I've had some difficulty using Sage/Singular to compute the decomposition of an ideal in a reasonable time, so I've developed a probabilistic algorithm to do this, and I am wondering if anybody has already done something like this.
For the particular example that I've been working with, I've got a ring over the rational number field with 21 indeterminates and an ideal generated by 30 equations of maximal degree 3. I can post Sage code to generate it if anybody really wants to see it. Using Sage (which calls Singular), I've run my laptop for over twelve hours without primary_decomposition
terminating.
My idea for a probabilistic algorithm is roughly this. We pick a random vector $\overline{x} \in {\mathbb R}^{21}$ and use a numerical gradient decent technique to find an approximate solution. If our ideal's basis set is $\{g_i\}$, then the function we try to minimize is $(\sum{g_i(\overline{x})^2}) / |\overline{x}|^2$.

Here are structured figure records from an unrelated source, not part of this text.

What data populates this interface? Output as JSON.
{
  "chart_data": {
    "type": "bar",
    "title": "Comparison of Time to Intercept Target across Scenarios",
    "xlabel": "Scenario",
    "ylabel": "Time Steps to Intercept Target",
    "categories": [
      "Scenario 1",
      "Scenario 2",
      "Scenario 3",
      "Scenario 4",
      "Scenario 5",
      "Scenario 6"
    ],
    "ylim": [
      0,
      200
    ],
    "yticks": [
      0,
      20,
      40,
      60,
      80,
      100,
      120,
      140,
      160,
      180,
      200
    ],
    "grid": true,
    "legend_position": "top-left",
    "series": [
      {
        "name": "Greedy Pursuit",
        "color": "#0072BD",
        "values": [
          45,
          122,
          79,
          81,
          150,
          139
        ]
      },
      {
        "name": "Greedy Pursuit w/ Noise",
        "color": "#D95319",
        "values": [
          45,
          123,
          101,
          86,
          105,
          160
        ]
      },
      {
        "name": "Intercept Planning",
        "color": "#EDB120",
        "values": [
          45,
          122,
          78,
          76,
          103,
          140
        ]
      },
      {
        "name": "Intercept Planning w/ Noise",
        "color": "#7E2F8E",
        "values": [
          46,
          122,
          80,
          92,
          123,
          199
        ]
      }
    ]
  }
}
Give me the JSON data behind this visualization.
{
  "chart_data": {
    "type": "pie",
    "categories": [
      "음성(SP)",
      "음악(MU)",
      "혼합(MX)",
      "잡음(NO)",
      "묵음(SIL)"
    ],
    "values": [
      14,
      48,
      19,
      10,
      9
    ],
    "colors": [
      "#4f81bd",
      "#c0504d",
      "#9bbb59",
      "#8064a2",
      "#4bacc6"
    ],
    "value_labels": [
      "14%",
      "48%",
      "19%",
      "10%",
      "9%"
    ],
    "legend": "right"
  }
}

For simplicity, let's use ${\mathbb R}^2$ and assume that $(x^2+y^2-1)$ is one of the prime ideals in our decomposition. Our numerical technique yields an approximate solution $(\overline{x}, \overline{y})$. Now we compute the second degree coordinates $(\overline{x}^2, \overline{y}^2, \overline{x}\overline{y}, \overline{x}, \overline{y}, 1)$, and use the LLL algorithm to find an approximate integer relationship between them, specifically $\overline{x}^2 + \overline{y}^2 + 1 \approx 0$.
Hopefully, this lets us find a set of polynomials which define the irreducible component that our approximate solution lies on. Then we can modify our optimization function to drive our solution away from that component in the hopes of finding other components.
I've tried it out and it definitely finds some components in only a few seconds.
So I'm wondering if anybody else has done something like this, or (if not) if it's worth working up into a paper.